Both are held back by last-minute internal differences and uncertainties in their home bases. Major issues are expected to move up from Geneva to higher levels. Monday, Zarif confirmed the perception that no consensus was to be expected at the Geneva forum and the six foreign ministers would have to be convened to push a resolution forward.

As matters stand, debkafile can throw some light on five outstanding aspects:

1.  As his contribution to bringing negotiations to a successful conclusion, i.e. an accord signed by all six powers, Barack Obama agreed in principle in backdoor exchanges that Iran’s nuclear program can continue, including the enrichment of uranium up to 20 percent purity.

Where the two sides parted ways was on quantities of enriched material and the type of centrifuges used for its manufacture.
2.  President Obama is willing to accept the Iranian regime’s declaration that its nuclear program is solely for peaceful purposes and the country has never engaged in weapons activity. He is even willing to fall for Iranian propaganda’s claim that Khamenei had issued a fatwa prohibiting nuclear weapons, even through every Shiite authority says that Iran’s supreme leader is not competent to issue religious edicts.
3.  Khamenei himself is challenged by controversy at the top of his regime between hard-liners standing out for more concessions from the West and factions more amenable to compromise.
The influential Larijani was most likely talking for Khamenei when he offered the first authoritative signal that Tehran would consider the removal of part of its enriched uranium stocks from the country for the sake of an accord.

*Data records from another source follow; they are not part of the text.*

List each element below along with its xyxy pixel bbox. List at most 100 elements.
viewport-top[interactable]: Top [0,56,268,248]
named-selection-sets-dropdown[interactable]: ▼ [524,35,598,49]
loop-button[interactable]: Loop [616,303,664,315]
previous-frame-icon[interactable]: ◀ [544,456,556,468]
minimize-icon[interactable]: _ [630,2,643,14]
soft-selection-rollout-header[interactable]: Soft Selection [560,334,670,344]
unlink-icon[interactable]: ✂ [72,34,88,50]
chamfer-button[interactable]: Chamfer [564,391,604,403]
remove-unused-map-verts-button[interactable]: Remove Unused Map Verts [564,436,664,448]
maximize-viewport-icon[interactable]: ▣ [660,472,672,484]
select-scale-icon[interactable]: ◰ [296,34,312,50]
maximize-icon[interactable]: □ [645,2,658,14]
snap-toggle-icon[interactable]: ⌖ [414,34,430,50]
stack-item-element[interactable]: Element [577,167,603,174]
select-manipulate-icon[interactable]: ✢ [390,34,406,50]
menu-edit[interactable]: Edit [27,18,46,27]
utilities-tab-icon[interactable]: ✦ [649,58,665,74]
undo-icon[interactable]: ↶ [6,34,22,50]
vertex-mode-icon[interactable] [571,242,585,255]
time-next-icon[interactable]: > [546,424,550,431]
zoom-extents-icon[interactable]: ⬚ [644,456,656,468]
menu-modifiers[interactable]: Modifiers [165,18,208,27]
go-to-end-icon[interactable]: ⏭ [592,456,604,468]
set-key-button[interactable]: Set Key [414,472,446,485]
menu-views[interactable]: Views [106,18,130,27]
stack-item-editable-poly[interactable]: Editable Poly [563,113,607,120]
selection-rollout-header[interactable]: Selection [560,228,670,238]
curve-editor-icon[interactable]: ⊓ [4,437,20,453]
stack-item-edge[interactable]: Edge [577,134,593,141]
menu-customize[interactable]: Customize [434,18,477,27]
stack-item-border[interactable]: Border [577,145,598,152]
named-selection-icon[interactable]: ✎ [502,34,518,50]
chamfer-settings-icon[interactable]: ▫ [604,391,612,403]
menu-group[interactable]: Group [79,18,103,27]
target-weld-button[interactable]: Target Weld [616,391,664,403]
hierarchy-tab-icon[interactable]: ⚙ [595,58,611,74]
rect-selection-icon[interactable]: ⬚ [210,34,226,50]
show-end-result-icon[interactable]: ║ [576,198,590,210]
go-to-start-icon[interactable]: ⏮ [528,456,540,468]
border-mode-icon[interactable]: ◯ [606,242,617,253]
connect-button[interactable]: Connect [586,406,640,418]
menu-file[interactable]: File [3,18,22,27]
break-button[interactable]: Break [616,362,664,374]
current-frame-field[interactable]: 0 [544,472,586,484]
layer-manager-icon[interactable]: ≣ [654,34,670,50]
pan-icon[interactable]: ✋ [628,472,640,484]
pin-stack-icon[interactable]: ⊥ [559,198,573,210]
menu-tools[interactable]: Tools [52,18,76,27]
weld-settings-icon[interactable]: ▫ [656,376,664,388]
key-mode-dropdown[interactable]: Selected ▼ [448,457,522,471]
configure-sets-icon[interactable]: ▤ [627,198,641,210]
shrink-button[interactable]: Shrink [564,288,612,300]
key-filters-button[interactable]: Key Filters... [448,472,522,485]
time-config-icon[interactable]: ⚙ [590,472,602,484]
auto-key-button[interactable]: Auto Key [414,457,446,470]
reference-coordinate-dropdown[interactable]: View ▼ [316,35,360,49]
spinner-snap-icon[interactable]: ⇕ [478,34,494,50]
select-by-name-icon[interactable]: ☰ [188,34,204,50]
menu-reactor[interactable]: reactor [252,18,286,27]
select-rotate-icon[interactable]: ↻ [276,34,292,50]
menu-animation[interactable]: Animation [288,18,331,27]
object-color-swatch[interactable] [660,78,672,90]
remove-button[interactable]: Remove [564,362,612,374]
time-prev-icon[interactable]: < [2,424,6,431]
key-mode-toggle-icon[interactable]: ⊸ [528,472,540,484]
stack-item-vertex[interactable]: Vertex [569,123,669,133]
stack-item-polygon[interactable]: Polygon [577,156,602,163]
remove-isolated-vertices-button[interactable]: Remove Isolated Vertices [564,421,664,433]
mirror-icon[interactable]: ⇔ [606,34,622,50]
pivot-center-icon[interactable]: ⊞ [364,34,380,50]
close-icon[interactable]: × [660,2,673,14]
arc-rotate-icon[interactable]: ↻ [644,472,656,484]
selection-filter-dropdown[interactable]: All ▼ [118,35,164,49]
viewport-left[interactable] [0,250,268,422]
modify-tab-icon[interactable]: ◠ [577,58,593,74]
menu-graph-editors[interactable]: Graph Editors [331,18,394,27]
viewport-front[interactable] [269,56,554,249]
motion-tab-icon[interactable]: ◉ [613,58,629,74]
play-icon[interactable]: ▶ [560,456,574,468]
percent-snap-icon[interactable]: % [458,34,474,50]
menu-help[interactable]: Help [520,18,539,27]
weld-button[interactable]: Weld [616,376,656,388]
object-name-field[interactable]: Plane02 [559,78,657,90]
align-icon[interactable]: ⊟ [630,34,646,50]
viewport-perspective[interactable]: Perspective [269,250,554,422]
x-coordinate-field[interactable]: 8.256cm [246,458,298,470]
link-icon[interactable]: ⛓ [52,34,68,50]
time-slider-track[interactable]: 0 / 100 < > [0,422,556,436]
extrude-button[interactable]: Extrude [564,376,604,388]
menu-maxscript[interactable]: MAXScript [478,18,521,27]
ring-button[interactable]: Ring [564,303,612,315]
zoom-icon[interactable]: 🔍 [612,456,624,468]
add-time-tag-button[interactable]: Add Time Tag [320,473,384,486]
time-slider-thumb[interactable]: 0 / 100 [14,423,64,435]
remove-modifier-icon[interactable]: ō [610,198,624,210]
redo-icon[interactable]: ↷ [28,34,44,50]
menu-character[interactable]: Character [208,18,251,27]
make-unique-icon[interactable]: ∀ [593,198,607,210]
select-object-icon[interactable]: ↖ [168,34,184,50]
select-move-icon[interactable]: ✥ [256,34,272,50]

No sooner was his comment welcomed in Washington and European capitals as the first major breakthrough in nuclear diplomacy with Tehran, when senior negotiator Araghchi dumped a cold shower on their heads.

4. debkafile’s Iranian sources report that, for now, the hardliners are up in the seesaw rocking the Iranian regime. Their faction argues that since the United States has already agreed to let Iran continue to enrich uranium up to 20 percent, all that remains to be settled is a cap on the number of advanced high-speed  IR2 centrifuges Iran is allowed to use. This ace, they say, is powerful enough to trump any arguments about the quantities of enriched fissile material Iran is allowed to retain and keep in the country.
5.  Nothing remains of the Israeli Prime Minister Binyamin Netanyahu’s four stipulations for accepting a nuclear accord with Iran. Not a  vestige will reach the Geneva conference agenda after Washington brushed aside every one of those stipulations, which were: to halt uranium enrichment, remove enriched uranium stocks from Iran,  shut down the Fordo underground enrichment plant and suspend construction of the heavy water reactor in Arak for the production of plutonium.

Secretary Kerry threw a bone to the Israeli government in his comment Sunday via satellite to the American Israel Public Affairs Committee summit in California:  “I want you to know that our eyes are open, too. While we seek a peaceful resolution to Iran’s nuclear program, words must be matched with actions. In any engagement with Iran, we are mindful of Israel’s security needs.”
Israelis strongly doubt whether any of the parties to a future deal on Iran’s nuclear program will match their words with actions.